Published online by Cambridge University Press: 01 January 2024
Questions of how and why organizations respond to legal rights are analyzed in several sociolegal research traditions, including studies of legal mobilization, regulation, and neo-institutionalist accounts of the diffusion of organizational structures. Using original qualitative and quantitative data, this article examines the responses of ten organizations to wheelchair access rights that are found in various provisions of the Americans with Disabilities Act (ADA) and related state laws. We find that concepts from each of the research traditions are useful in understanding the sources of variance in response among the organizations in our sample. We focus on four key variables: legal mobilization, commitment, professionalization, and routinization. We contend that these variables offer a relatively parsimonious language for studying organizational responses to the law and for aggregating insights from competing approaches in the literature, both of which are essential to advancing our understanding of the conditions under which law changes society.
We first wish to thank the participants in this study.
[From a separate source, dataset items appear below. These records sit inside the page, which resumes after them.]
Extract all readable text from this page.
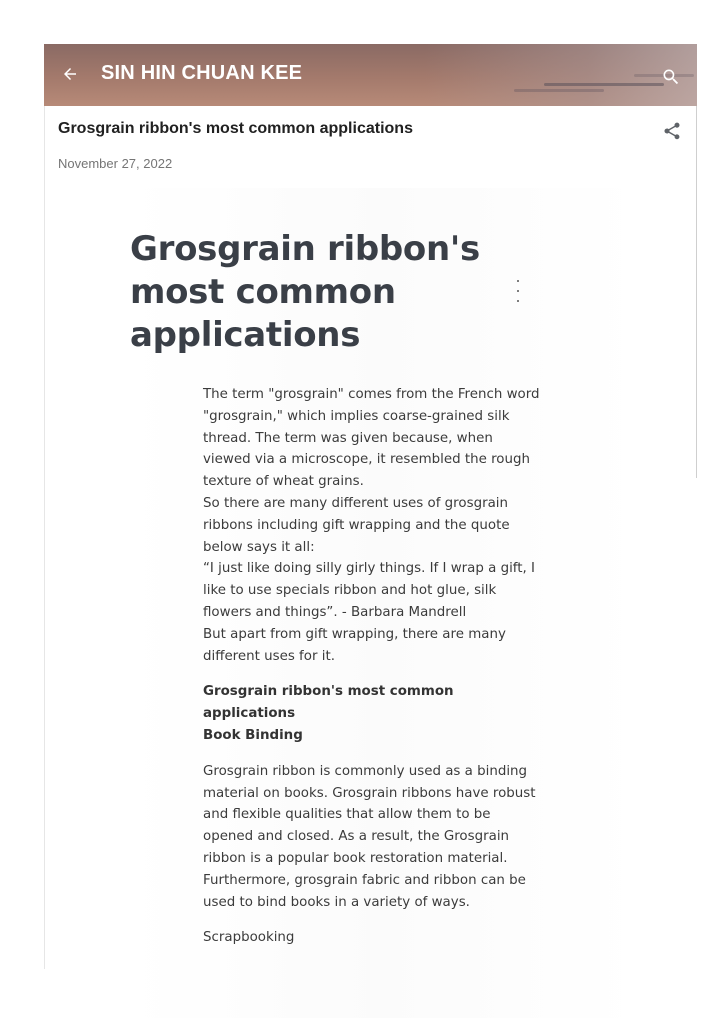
SIN HIN CHUAN KEE
Grosgrain ribbon's most common applications
November 27, 2022
Grosgrain ribbon's most common applications

The term "grosgrain" comes from the French word "grosgrain," which implies coarse-grained silk thread. The term was given because, when viewed via a microscope, it resembled the rough texture of wheat grains.

So there are many different uses of grosgrain ribbons including gift wrapping and the quote below says it all:

“I just like doing silly girly things. If I wrap a gift, I like to use specials ribbon and hot glue, silk flowers and things”. - Barbara Mandrell

But apart from gift wrapping, there are many different uses for it.

Grosgrain ribbon's most common applications

Book Binding

Grosgrain ribbon is commonly used as a binding material on books. Grosgrain ribbons have robust and flexible qualities that allow them to be opened and closed. As a result, the Grosgrain ribbon is a popular book restoration material. Furthermore, grosgrain fabric and ribbon can be used to bind books in a variety of ways.

Scrapbooking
Many thanks also to Samuel Bagenstos, Lauren Edelman, Chuck Epp, Bob Kagan, Mark Kessler, and Susan Silbey for their comments during various stages of this project, as well as the participants of various panels on the study of rights who have greatly stimulated our thinking, especially Michael McCann and Jeffrey Dudas. Further thanks are owed to the anonymous reviewers and editors at Law & Society Review, whose insightful feedback significantly improved the manuscript. Any remaining mistakes and shortcomings are entirely our own. Finally, we thank the Robert Wood Johnson Foundation for its generous financial support through its innovative Scholars in Health Policy Research Program, which allowed us to embark on this challenging—but highly rewarding—project.